Кэл видел эту подвеску каждый день, все первые семь лет своей жизни. В последний раз по серебряной цепочке, медленно раскачивавшейся в мертвой руке, стекала кровь.
В памяти вспыхнуло пугающе четкое видение: капли крови набухают на кончиках пальцев матери, чуть поблескивая в солнечном свете, и с мягким шлепком падают на линолеум. И резкий, дребезжащий голос Пэтси Клайн – безумный аккомпанемент к ужасной картине.
Уютная кухня в теплых, светлых тонах, землянично-золотистые волосы матери.
Пустота в застывших мертвых глазах.
Злоба и печаль – гремучая смесь, опаснее и разрушительнее ярости, – наполнили каждую клетку его тела. Но это была его злоба и его печаль, и Кэл не хотел делиться этим с женщиной, которая стояла перед ним.
Медленно Кэл протянул руку и взял подвеску.
– Откуда это у тебя? – спросил он хриплым шепотом.
– Мой отец подобрал ее на месте убийства твоей матери и сохранил.
Глаз Кэла нервно дернулся. Он вспомнил вереницу черных внедорожников, подъехавших к его дому. Мужчину с бледным сухощавым лицом, в темных очках и черном костюме на пассажирском сиденье одной из машин. Значит… это был Алан Риккин, тот самый, кого маленький Кэл видел на экране телевизора.
Отец этой женщины с ангельским лицом, которая – подумать только! – сейчас смотрит на него с состраданием.
– Сохранил? – скептически произнес Кэл. – Украл.
– Это подвеска твоей матери, – сказала София. – Она должна быть у тебя.
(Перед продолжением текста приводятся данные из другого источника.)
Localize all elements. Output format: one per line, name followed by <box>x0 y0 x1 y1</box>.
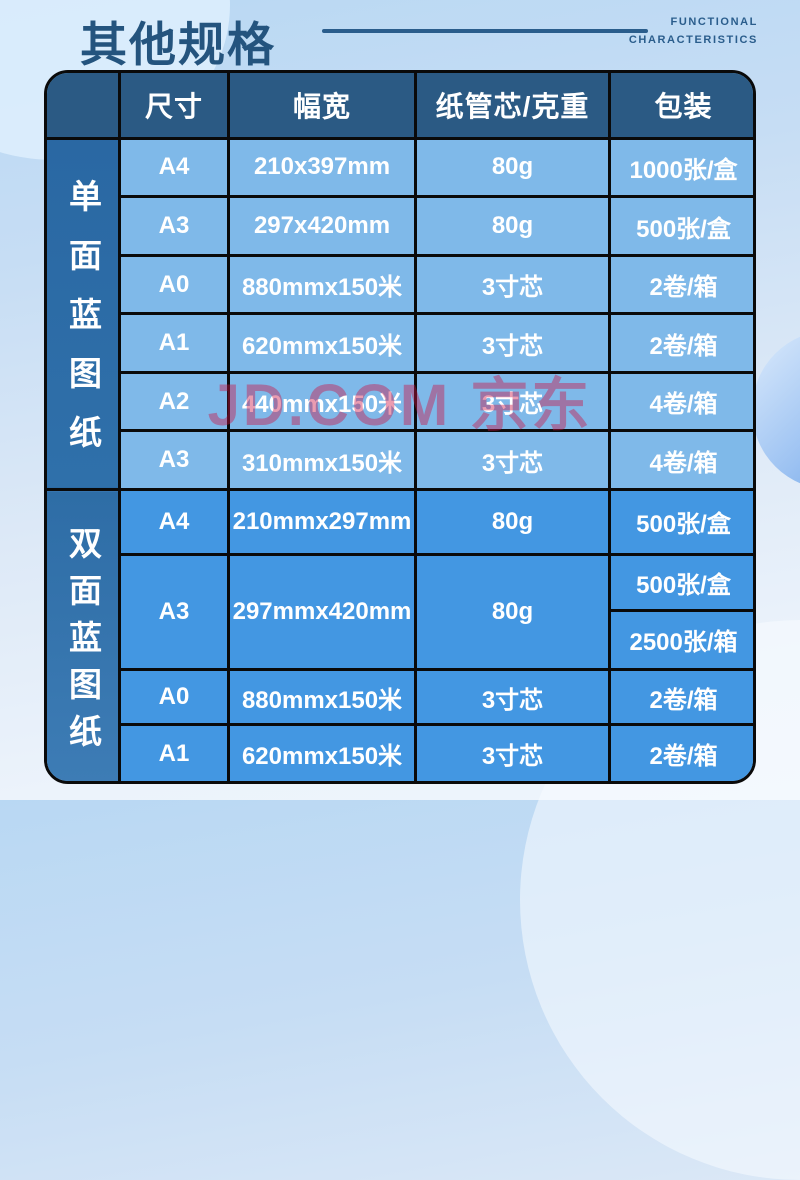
table-row: A3 297mmx420mm 80g 500张/盒 <box>47 552 753 671</box>
col-header-packing: 包装 <box>608 73 753 140</box>
table-row: A0 880mmx150米 3寸芯 2卷/箱 <box>47 667 753 727</box>
cell-packing: 4卷/箱 <box>608 370 753 433</box>
cell-width: 297mmx420mm <box>227 552 417 671</box>
cell-size: A2 <box>118 370 230 433</box>
tagline: FUNCTIONAL CHARACTERISTICS <box>629 13 758 49</box>
table-row: A2 440mmx150米 3寸芯 4卷/箱 <box>47 370 753 433</box>
cell-packing: 4卷/箱 <box>608 429 753 492</box>
table-row: 单面蓝图纸 A4 210x397mm 80g 1000张/盒 <box>47 136 753 492</box>
cell-packing: 2卷/箱 <box>608 312 753 374</box>
table-subrow: 2500张/箱 <box>47 609 753 671</box>
cell-size: A3 <box>118 429 230 492</box>
cell-width: 620mmx150米 <box>227 312 417 374</box>
cell-packing: 500张/盒 <box>608 552 753 613</box>
cell-width: 880mmx150米 <box>227 667 417 727</box>
cell-size: A1 <box>118 312 230 374</box>
cell-packing: 500张/盒 <box>608 488 753 556</box>
group-label-text: 双面蓝图纸 <box>64 525 102 761</box>
group-label-single-sided: 单面蓝图纸 <box>47 136 121 492</box>
cell-width: 297x420mm <box>227 195 417 257</box>
cell-packing: 500张/盒 <box>608 195 753 257</box>
cell-size: A3 <box>118 552 230 671</box>
cell-width: 620mmx150米 <box>227 723 417 781</box>
cell-packing-2: 2500张/箱 <box>608 609 753 671</box>
cell-core: 3寸芯 <box>414 370 611 433</box>
cell-size: A0 <box>118 253 230 316</box>
jd-watermark: JD.COM 京东 <box>207 373 593 438</box>
spec-table-grid: 尺寸 幅宽 纸管芯/克重 包装 单面蓝图纸 A4 210x397mm 80g 1… <box>47 73 753 781</box>
tagline-line2: CHARACTERISTICS <box>628 34 758 46</box>
group-label-double-sided: 双面蓝图纸 <box>47 488 121 781</box>
cell-core: 3寸芯 <box>414 253 611 316</box>
decor-circle-right <box>752 330 800 490</box>
cell-core: 3寸芯 <box>414 429 611 492</box>
spec-table: 尺寸 幅宽 纸管芯/克重 包装 单面蓝图纸 A4 210x397mm 80g 1… <box>44 70 756 784</box>
cell-packing: 2卷/箱 <box>608 667 753 727</box>
cell-core: 3寸芯 <box>414 723 611 781</box>
cell-packing: 2卷/箱 <box>608 253 753 316</box>
tagline-line1: FUNCTIONAL <box>670 16 758 28</box>
cell-size: A3 <box>118 195 230 257</box>
cell-core: 3寸芯 <box>414 667 611 727</box>
cell-core: 80g <box>414 488 611 556</box>
table-row: 双面蓝图纸 A4 210mmx297mm 80g 500张/盒 <box>47 488 753 781</box>
table-row: A3 297x420mm 80g 500张/盒 <box>47 195 753 257</box>
cell-width: 210x397mm <box>227 136 417 199</box>
cell-size: A4 <box>118 136 230 199</box>
cell-width: 310mmx150米 <box>227 429 417 492</box>
title-divider-line <box>322 29 648 33</box>
page-title: 其他规格 <box>80 18 276 71</box>
cell-width: 880mmx150米 <box>227 253 417 316</box>
col-header-core: 纸管芯/克重 <box>414 73 611 140</box>
cell-packing: 2卷/箱 <box>608 723 753 781</box>
group-label-text: 单面蓝图纸 <box>64 179 102 475</box>
cell-size: A4 <box>118 488 230 556</box>
cell-width: 210mmx297mm <box>227 488 417 556</box>
cell-core: 80g <box>414 552 611 671</box>
col-header-size: 尺寸 <box>118 73 230 140</box>
cell-packing: 1000张/盒 <box>608 136 753 199</box>
table-row: A0 880mmx150米 3寸芯 2卷/箱 <box>47 253 753 316</box>
col-header-width: 幅宽 <box>227 73 417 140</box>
table-row: A3 310mmx150米 3寸芯 4卷/箱 <box>47 429 753 492</box>
cell-core: 80g <box>414 136 611 199</box>
cell-core: 80g <box>414 195 611 257</box>
cell-core: 3寸芯 <box>414 312 611 374</box>
corner-cell <box>47 73 121 140</box>
cell-size: A1 <box>118 723 230 781</box>
table-row: A1 620mmx150米 3寸芯 2卷/箱 <box>47 312 753 374</box>
table-header-row: 尺寸 幅宽 纸管芯/克重 包装 <box>47 73 753 140</box>
cell-width: 440mmx150米 <box>227 370 417 433</box>
table-row: A1 620mmx150米 3寸芯 2卷/箱 <box>47 723 753 781</box>
cell-size: A0 <box>118 667 230 727</box>
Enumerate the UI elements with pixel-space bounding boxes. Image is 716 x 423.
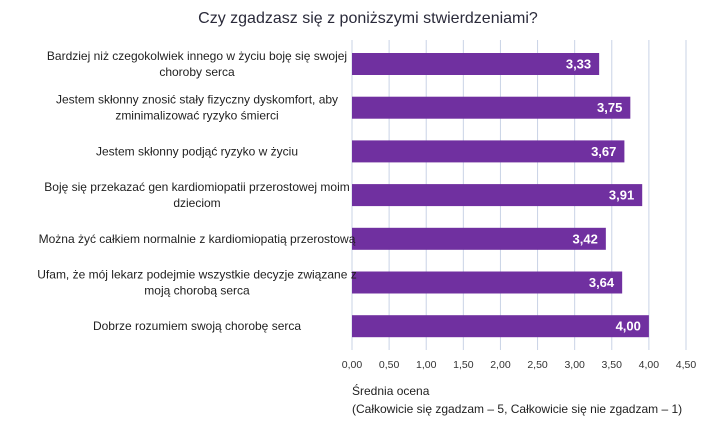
bar <box>352 140 625 163</box>
category-label: Dobrze rozumiem swoją chorobę serca <box>93 319 301 333</box>
bar-value-label: 4,00 <box>616 319 641 334</box>
category-label: Jestem skłonny znosić stały fizyczny dys… <box>56 93 338 107</box>
x-tick-label: 4,00 <box>639 359 660 371</box>
category-label: dzieciom <box>173 196 220 210</box>
x-tick-label: 4,50 <box>676 359 697 371</box>
category-label: Bardziej niż czegokolwiek innego w życiu… <box>47 49 347 63</box>
bar-value-label: 3,67 <box>591 144 616 159</box>
category-label: zminimalizować ryzyko śmierci <box>115 109 278 123</box>
x-axis-title-line2: (Całkowicie się zgadzam – 5, Całkowicie … <box>352 402 682 416</box>
bar <box>352 184 643 207</box>
bar <box>352 227 606 250</box>
bar <box>352 53 600 75</box>
category-label: Boję się przekazać gen kardiomiopatii pr… <box>44 180 349 194</box>
x-tick-label: 1,50 <box>453 359 474 371</box>
category-labels: Bardziej niż czegokolwiek innego w życiu… <box>37 49 356 333</box>
x-tick-label: 1,00 <box>416 359 437 371</box>
x-tick-label: 3,00 <box>564 359 585 371</box>
bar-value-label: 3,64 <box>589 275 615 290</box>
bar <box>352 315 649 338</box>
bar <box>352 96 631 119</box>
x-tick-label: 0,00 <box>342 359 363 371</box>
bar-value-label: 3,33 <box>566 57 591 72</box>
category-label: moją chorobą serca <box>144 284 250 298</box>
category-label: choroby serca <box>159 65 235 79</box>
bar-value-label: 3,42 <box>573 231 598 246</box>
bar-value-label: 3,75 <box>597 100 622 115</box>
x-axis-title-line1: Średnia ocena <box>352 383 430 398</box>
category-label: Jestem skłonny podjąć ryzyko w życiu <box>96 144 298 158</box>
x-tick-label: 3,50 <box>602 359 623 371</box>
x-tick-label: 2,00 <box>490 359 511 371</box>
x-tick-label: 2,50 <box>527 359 548 371</box>
bar-value-label: 3,91 <box>609 188 634 203</box>
bars: 3,33 3,75 3,67 3,91 3,42 3,64 4,00 <box>352 53 649 338</box>
x-tick-label: 0,50 <box>379 359 400 371</box>
category-label: Ufam, że mój lekarz podejmie wszystkie d… <box>37 268 356 282</box>
chart-title: Czy zgadzasz się z poniższymi stwierdzen… <box>198 10 538 27</box>
bar <box>352 271 623 294</box>
category-label: Można żyć całkiem normalnie z kardiomiop… <box>39 232 356 246</box>
x-tick-labels: 0,00 0,50 1,00 1,50 2,00 2,50 3,00 3,50 4,00 4,50 <box>342 359 697 371</box>
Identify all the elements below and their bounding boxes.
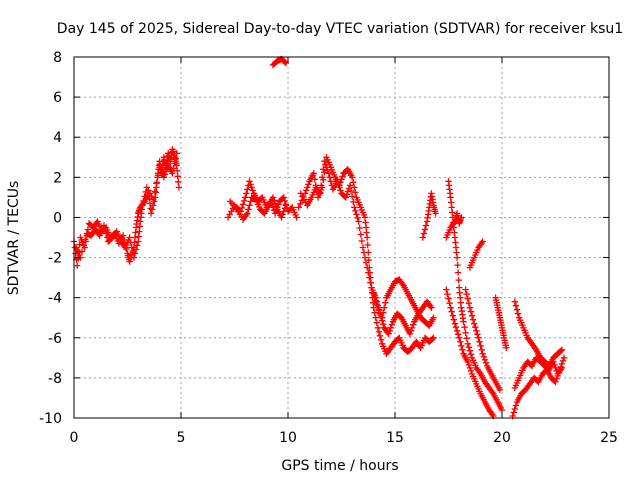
series-marks <box>70 146 183 269</box>
x-axis-label: GPS time / hours <box>281 458 398 474</box>
y-tick-label: -4 <box>48 291 62 307</box>
y-tick-label: -8 <box>48 371 62 387</box>
x-tick-label: 20 <box>493 430 511 446</box>
series-marks <box>227 194 290 223</box>
chart-title: Day 145 of 2025, Sidereal Day-to-day VTE… <box>57 21 623 37</box>
y-tick-label: -2 <box>48 251 62 267</box>
x-tick-label: 10 <box>279 430 297 446</box>
tick-marks <box>73 56 610 419</box>
series-marks <box>509 354 568 420</box>
series-marks <box>511 298 566 370</box>
series-marks <box>445 178 506 414</box>
y-tick-label: 0 <box>53 210 62 226</box>
series-marks <box>72 150 180 261</box>
series-marks <box>462 286 504 394</box>
x-tick-label: 25 <box>600 430 618 446</box>
y-tick-label: 8 <box>53 50 62 66</box>
y-tick-label: -10 <box>39 411 62 427</box>
series-marks <box>466 238 486 271</box>
series-marks <box>269 55 290 69</box>
series-marks <box>419 190 439 241</box>
y-tick-label: -6 <box>48 331 62 347</box>
series-marks <box>370 276 437 329</box>
series-marks <box>492 294 510 351</box>
tick-labels: 0 5 10 15 20 25 -10 -8 -6 -4 -2 0 2 4 6 8 <box>39 50 618 446</box>
series-marks <box>295 154 437 357</box>
data-marks <box>70 55 568 420</box>
x-tick-label: 0 <box>70 430 79 446</box>
y-tick-label: 4 <box>53 130 62 146</box>
y-tick-label: 6 <box>53 90 62 106</box>
x-tick-label: 15 <box>386 430 404 446</box>
y-tick-label: 2 <box>53 170 62 186</box>
y-axis-label: SDTVAR / TECUs <box>6 181 22 296</box>
plot-border <box>73 56 610 419</box>
x-tick-label: 5 <box>177 430 186 446</box>
series-marks <box>443 286 497 420</box>
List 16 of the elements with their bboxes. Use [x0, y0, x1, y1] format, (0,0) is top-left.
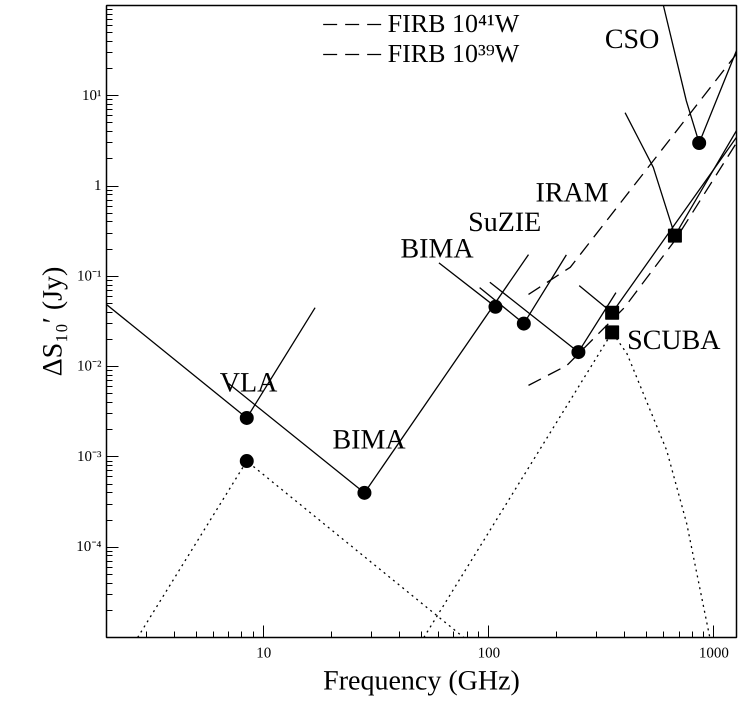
- y-tick-label: 10¹: [82, 88, 102, 104]
- y-tick-label: 10⁻¹: [77, 268, 102, 284]
- y-tick-label: 10⁻²: [77, 358, 102, 375]
- y-tick-label: 10⁻⁴: [76, 539, 102, 556]
- x-tick-label: 100: [478, 646, 500, 662]
- y-tick-label: 10⁻³: [77, 448, 102, 465]
- y-tick-label: 1: [94, 178, 102, 194]
- legend-label: FIRB 10⁴¹W: [388, 9, 520, 39]
- y-axis-title: ΔS₁₀′ (Jy): [37, 266, 68, 376]
- x-tick-label: 10: [256, 646, 272, 662]
- annotation: CSO: [604, 24, 660, 56]
- x-tick-label: 1000: [698, 646, 729, 662]
- annotation: SCUBA: [627, 324, 722, 356]
- legend-label: FIRB 10³⁹W: [388, 39, 520, 69]
- annotation: IRAM: [536, 178, 609, 209]
- x-axis-title: Frequency (GHz): [323, 666, 520, 696]
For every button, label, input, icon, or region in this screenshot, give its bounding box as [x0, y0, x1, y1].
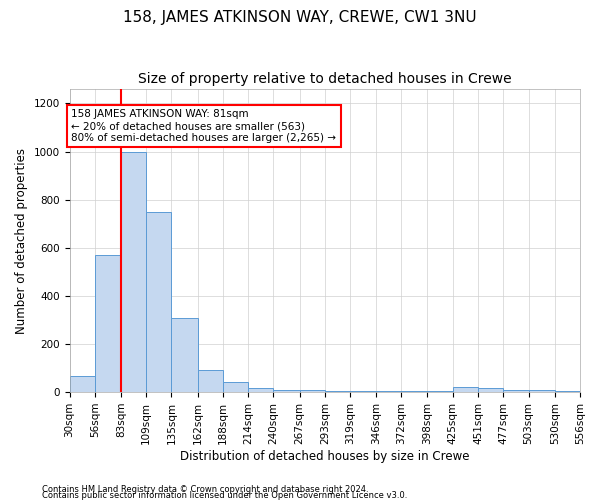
X-axis label: Distribution of detached houses by size in Crewe: Distribution of detached houses by size …	[180, 450, 470, 462]
Bar	[478, 388, 503, 392]
Bar	[274, 390, 299, 392]
Bar	[376, 391, 401, 392]
Text: 158, JAMES ATKINSON WAY, CREWE, CW1 3NU: 158, JAMES ATKINSON WAY, CREWE, CW1 3NU	[123, 10, 477, 25]
Bar	[325, 390, 350, 392]
Bar	[503, 390, 529, 392]
Text: Contains public sector information licensed under the Open Government Licence v3: Contains public sector information licen…	[42, 490, 407, 500]
Bar	[121, 152, 146, 392]
Bar	[70, 376, 95, 392]
Y-axis label: Number of detached properties: Number of detached properties	[15, 148, 28, 334]
Text: 158 JAMES ATKINSON WAY: 81sqm
← 20% of detached houses are smaller (563)
80% of : 158 JAMES ATKINSON WAY: 81sqm ← 20% of d…	[71, 110, 337, 142]
Title: Size of property relative to detached houses in Crewe: Size of property relative to detached ho…	[138, 72, 512, 86]
Bar	[248, 388, 274, 392]
Text: Contains HM Land Registry data © Crown copyright and database right 2024.: Contains HM Land Registry data © Crown c…	[42, 484, 368, 494]
Bar	[223, 382, 248, 392]
Bar	[197, 370, 223, 392]
Bar	[95, 255, 121, 392]
Bar	[529, 390, 555, 392]
Bar	[555, 390, 580, 392]
Bar	[453, 388, 478, 392]
Bar	[350, 391, 376, 392]
Bar	[172, 318, 197, 392]
Bar	[299, 390, 325, 392]
Bar	[146, 212, 172, 392]
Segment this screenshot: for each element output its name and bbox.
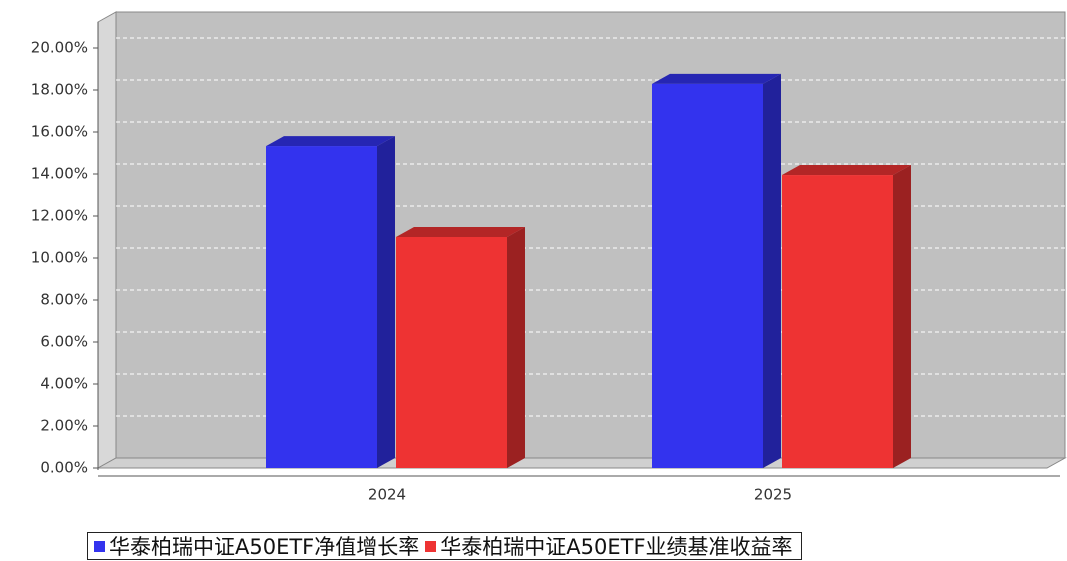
legend-swatch [94, 540, 105, 552]
bar-face [652, 83, 763, 468]
side-wall [97, 11, 117, 469]
back-wall [115, 11, 1066, 459]
bar-face [396, 227, 525, 237]
bar-face [763, 73, 781, 468]
y-tick-label: 10.00% [31, 249, 88, 267]
bar-face [507, 227, 525, 468]
bar-face [266, 136, 395, 147]
y-tick-label: 4.00% [40, 375, 88, 393]
bar [396, 227, 525, 468]
y-tick-label: 0.00% [40, 459, 88, 477]
bar-face [377, 136, 395, 468]
y-tick-label: 18.00% [31, 81, 88, 99]
y-tick-label: 6.00% [40, 333, 88, 351]
bar-face [782, 175, 893, 469]
bar-face [396, 237, 507, 468]
x-tick-label: 2024 [368, 486, 406, 504]
y-tick-label: 2.00% [40, 417, 88, 435]
x-tick-label: 2025 [754, 486, 792, 504]
legend-item: 华泰柏瑞中证A50ETF净值增长率 [92, 531, 419, 561]
chart: 0.00% 2.00% 4.00% 6.00% 8.00% 10.00% 12.00% 14.… [31, 11, 1067, 504]
legend-item: 华泰柏瑞中证A50ETF业绩基准收益率 [423, 531, 793, 561]
y-tick-label: 20.00% [31, 39, 88, 57]
bar [652, 73, 781, 468]
bar [782, 165, 911, 469]
bar [266, 136, 395, 468]
floor [96, 457, 1067, 469]
legend-swatch [425, 540, 437, 552]
y-tick-label: 16.00% [31, 123, 88, 141]
legend-label: 华泰柏瑞中证A50ETF净值增长率 [109, 535, 420, 559]
y-tick-label: 14.00% [31, 165, 88, 183]
bar-face [893, 165, 911, 469]
bar-face [782, 165, 911, 176]
legend-label: 华泰柏瑞中证A50ETF业绩基准收益率 [440, 535, 793, 559]
bar-face [652, 73, 781, 84]
y-tick-label: 12.00% [31, 207, 88, 225]
legend: 华泰柏瑞中证A50ETF净值增长率 华泰柏瑞中证A50ETF业绩基准收益率 [87, 532, 802, 560]
bar-face [266, 146, 377, 468]
y-tick-label: 8.00% [40, 291, 88, 309]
Она искренне считала, что сделала доброе дело, и не понимала, почему Кэл так отреагировал. В его памяти на мгновение возникла фотография другой улыбающейся – а потом убитой – женщины и маленькой девочки, которая выросла и сейчас стоит перед ним и вручает ему подвеску его убитой матери.
Кэл сосредоточился на словах Софии. Ее отец был там и подобрал подвеску.
– Что он там делал?
– Приехал спасти ее.
Лицо Софии по-прежнему выражало искреннее сочувствие, но отвечала она прямо и четко. Это помогало и ему оставаться спокойным. Кэл понимал, что София это понимает. И тем не менее он чувствовал, что его маска трещит по швам, а взгляд туманится от навернувшихся слез.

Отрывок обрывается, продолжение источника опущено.